Nach den in Aschaffenburg gemachten Feststellungen gehörte das fragl. Auto der Gasanstalt Aschaffenburg, das nur von dem SS Mann [N.N.a] dortselbst gesteuert wird. Es wurde weiter festgestellt, daß das Auto mit einem Probefahrtkennzeichen II U -0214 versehen wurde und daß der vorgenannte [N.N.a] auch das Auto nach Hörstein gesteuert hat. Als weitere Beteiligte waren gestern Abend noch ein gewisser [N.N.b] und ein gewisser [N.N.c], beide Aschaffenburg ermittelt.

Wie festgestellt, waren die SS Leute mit Pistole, Seitengewehr und Gummiknüttel bewaffnet.

Nachdem sie Löwenthal auch mißhandelt hatten, fuhren sie vom Tatort aus in Richtung Dettingen bezw.
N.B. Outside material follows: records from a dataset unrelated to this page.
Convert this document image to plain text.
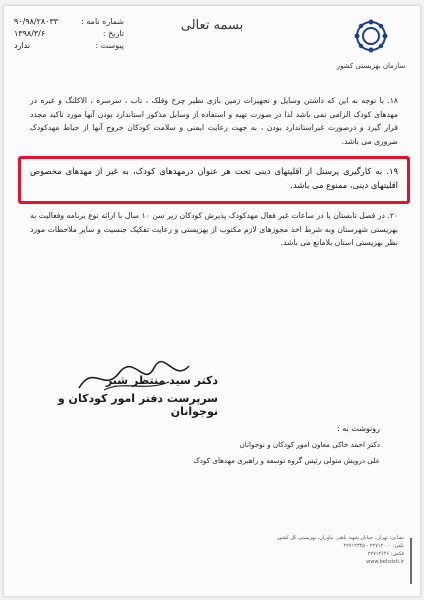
سازمان بهزیستی کشور
بسمه تعالی
شماره نامه :
۹۰/۹۸/۲۸۰۳۳
تاریخ :
۱۳۹۸/۳/۶
پیوست :
ندارد
۱۸. با توجه به این که داشتن وسایل و تجهیزات زمین بازی نظیر چرخ وفلک ، تاب ، سرسره ، الاکلنگ و غیره در مهدهای کودک الزامی نمی باشد لذا در صورت تهیه و استفاده از وسایل مذکور استاندارد بودن آنها مورد تاکید مجدد قرار گیرد و درصورت غیراستاندارد بودن ، به جهت رعایت ایمنی و سلامت کودکان خروج آنها از حیاط مهدکودک ضروری می باشد.
۱۹. به کارگیری پرسنل از اقلیتهای دینی تحت هر عنوان درمهدهای کودک، به غیر از مهدهای مخصوص اقلیتهای دینی، ممنوع می باشد.
۲۰. در فصل تابستان یا در ساعات غیر فعال مهدکودک پذیرش کودکان زیر سن ۱۰ سال با ارائه نوع برنامه وفعالیت به بهزیستی شهرستان وبه شرط اخذ مجوزهای لازم مکتوب از بهزیستی و رعایت تفکیک جنسیت و سایر ملاحظات مورد نظر بهزیستی استان بلامانع می باشد.
دکتر سید منتظر شبر
سرپرست دفتر امور کودکان و نوجوانان
رونوشت به :
دکتر احمد خاکی معاون امور کودکان و نوجوانان
علی درویش متولی رئیس گروه توسعه و راهبری مهدهای کودک
نشانی: تهران، خیابان شهید باهنر، نیاوران، بهزیستی کل کشور
تلفن: ۲۲۷۱۲۰۰۰ - ۲۲۷۱۲۳۴۵
فکس: ۲۲۷۱۴۶۴۶
www.behzisti.ir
Aschaffenburg weiter.

Nach den weiteren Feststellungen besteht dringender Verdacht, daß der verh. Händler und SS Mann Konrad Vogt von Hörstein mit der Sache zusammenhängt, bezw. der Veranlasser des Überfalles ist.

Er hat schon am 23.8.33 in einer Friseurstube in Hörstein gesagt, daß an Kirchweih SS Leute aus Aschaffenburg kommen und die Juden aus dem Saale werfen würden. Weiter ist festgestellt, daß Vogt und der 20jährige SS Mann [N.N.c] von Hörstein sich mit den SS Leuten von Aschaffenburg unterhalten haben. [N.N.c] ging auch mit den SS Leuten in den Saal und zeigte diesen den Hecht und Rothschild.

Es wurde gestern nachmittag Vogt wegen Verdachts des Mittäterschaft bezw. Anstiftung verhaftet. Er mußte jedoch auf Anordnung der politischen Polizei München wieder aus der Haft entlassen werden.

Der SS Führer Jehl von Aschaffenburg verlangte schon am Nachmittage unter allen Umständen die Haftentlassung des Vogt. Er sagte bei seiner Forderung, daß, wenn Vogt nicht entlassen werde, dies schlimme Folgen nach sich ziehen werde. Die Entlassung wurde abgelehnt und Jehl sagte darauf, daß er nun weitergehen werde.

Nun kam am Abend der Befehl von der politischen Polizei, daß Vogt doch entlassen werden müsse, obwohl Herr Sonderkommissar Stollberg von Aschaffenburg der politischen Polizei den Sachverhalt klargelegt hatte.

An den Herrn Oberstaatsanwalt für den Landgerichtsbezirk Aschaffenburg ist Anzeige erstattet. Auch gegen Jehl habe ich auf Anordnung der Staatsanwaltschaft Anzeige wegen Versuchs der Beamtennötigung erstattet.

gez. Felix Müller

Gend. Kommissär

Anfügen muß ich noch, daß die SS Leute, als sie in die Wohnung des Löwenthal kamen, sagten, er solle gleich mitkommen, er komme nach Dachau.